Um dado curioso no time do Preston para a final era a presença de nada menos que sete escoceses entre os 11 titulares. Cinco deles também estiveram em campo na segunda partida televisada da história, a vitória de 1 a 0 do Tartan Army sobre a Inglaterra naquele mesmo estádio em abril. Deste punhado, um nome se sobressai quando se lê hoje a escalação: um médio-direito de 24 anos, trazido do Carlisle em 1933 e perito no desarme chamado Bill Shankly.


Já o Huddersfield, que só contava com um não-inglês na escalação (o centroavante escocês Willie MacFadyen), teve apenas um jogador representado naquele amistoso, e pela Inglaterra: o médio direito Ken Willingham. Mas o centromédio e capitão Alf Young também contava com experiência internacional pelo English Team. Tarimba também era o que sobrava no ponta-direita Joe Hulme, quatro vezes campeão inglês pelo Arsenal e finalista da FA Cup pela quinta vez naquela ocasião, após vencer duas e perder duas atuando sempre pelos Gunners.


O rei George VI cumprimenta os jogadores do Huddersfield antes da partida.
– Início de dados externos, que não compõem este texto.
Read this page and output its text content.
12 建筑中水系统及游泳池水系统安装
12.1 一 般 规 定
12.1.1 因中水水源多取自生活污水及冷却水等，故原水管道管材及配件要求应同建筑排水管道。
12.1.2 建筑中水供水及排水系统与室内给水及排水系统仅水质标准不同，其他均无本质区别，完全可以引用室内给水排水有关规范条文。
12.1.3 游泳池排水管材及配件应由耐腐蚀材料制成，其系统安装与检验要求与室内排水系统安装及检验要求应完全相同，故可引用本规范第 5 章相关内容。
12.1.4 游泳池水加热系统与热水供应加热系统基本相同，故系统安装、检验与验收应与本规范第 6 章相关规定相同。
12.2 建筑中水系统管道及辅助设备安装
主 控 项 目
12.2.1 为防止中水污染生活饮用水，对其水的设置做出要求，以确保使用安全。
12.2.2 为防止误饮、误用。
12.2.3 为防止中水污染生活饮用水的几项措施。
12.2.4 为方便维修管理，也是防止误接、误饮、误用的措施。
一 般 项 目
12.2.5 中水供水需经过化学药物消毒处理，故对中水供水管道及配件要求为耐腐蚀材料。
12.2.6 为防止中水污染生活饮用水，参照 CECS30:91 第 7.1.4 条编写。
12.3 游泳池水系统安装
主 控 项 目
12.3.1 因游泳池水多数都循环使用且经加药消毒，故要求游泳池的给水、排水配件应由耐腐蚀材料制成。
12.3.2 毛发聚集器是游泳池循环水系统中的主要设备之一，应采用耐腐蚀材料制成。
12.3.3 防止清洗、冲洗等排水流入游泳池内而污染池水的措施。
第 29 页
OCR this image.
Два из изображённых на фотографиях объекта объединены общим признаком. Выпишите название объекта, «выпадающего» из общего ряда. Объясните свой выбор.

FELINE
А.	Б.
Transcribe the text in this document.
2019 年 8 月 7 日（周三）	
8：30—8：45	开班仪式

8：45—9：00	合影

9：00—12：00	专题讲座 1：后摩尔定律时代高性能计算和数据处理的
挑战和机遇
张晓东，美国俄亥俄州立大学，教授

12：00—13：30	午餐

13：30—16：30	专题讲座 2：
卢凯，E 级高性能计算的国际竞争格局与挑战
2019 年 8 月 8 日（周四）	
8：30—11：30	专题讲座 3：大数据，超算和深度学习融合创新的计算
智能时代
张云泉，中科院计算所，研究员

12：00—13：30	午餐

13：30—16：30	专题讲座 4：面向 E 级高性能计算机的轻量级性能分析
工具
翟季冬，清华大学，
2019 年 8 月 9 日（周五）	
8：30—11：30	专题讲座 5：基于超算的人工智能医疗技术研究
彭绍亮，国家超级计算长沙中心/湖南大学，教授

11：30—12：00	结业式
Como sempre, o apito inicial foi precedido por diversos eventos. O maestro T.P. Ratcliff regeu a banda e o coro formado pelo público para entoar o tradicional hino religioso “Abide With Me”, o rei George VI (pai da atual monarca Elizabeth II) desceu ao gramado para cumprimentar os jogadores, um por um, e só depois de todo o cerimonial prévio é que a bola rolou. O jogo em si, porém, esteve longe de ser dos mais atrativos. Foram raras as chances reais de gol criadas nos 90 minutos, e o 0 a 0 levou a partida para a prorrogação.


No tempo extra, o jogo seguiu bem modorrento até os minutos finais. Ao ponto de Thomas Woodrooffe, o folclórico narrador da BBC, proferir, já nos últimos instantes, uma frase que se tornaria célebre: “Se sair algum gol agora, eu como meu chapéu!”. Quase imediatamente, o meia-direita do Preston George Mutch apanhou a bola e invadiu a área do Huddersfield, sendo travado faltosamente por Alf Young, o capitão dos Terriers. Pênalti apitado a trinta segundos do fim da partida.


Após o burburinho da reclamação dos jogadores do Huddersfield e da decisão dos atletas do Preston sobre quem cobraria a penalidade, Mutch – um dos que haviam defendido a Escócia contra a Inglaterra no jogo televisionado meses antes, no mesmo estádio – se apresentou e converteu com um chute alto, que tocou o travessão antes de entrar. O gol evitou que as duas equipes se reencontrassem num replay marcado para uma semana depois no Villa Park, em Birmingham. E deu ao Preston o último título de sua história.


Bill Shankly, que conquistou ali seu único título como jogador antes de embarcar numa carreira de técnico que ironicamente ganharia projeção pelo trabalho no Huddersfield antes de empilhar títulos no Liverpool, declarou anos mais tarde: “Quando o apito soa em Wembley e você jogou numa final e venceu, essa é a maior emoção da sua vida. Não há dúvida. Agradeci a Deus por isso. Aquela sensação é incrível”.


Infelizmente, ao que parece, não existe mais o registro da transmissão original feita pela BBC, apenas os filmes curtos feitos pelo British Pathé e pela Movietone, num modelo de cinejornal que inspiraria o nosso Canal 100. Ah! E, mais tarde, Woodrooffe de fato cumpriu a promessa. Quer dizer, não exatamente. Não comeu o próprio chapéu, mas um outro – na verdade um bolo feito de marzipã em formato de chapéu-coco – ao vivo diante das câmeras da emissora britânica.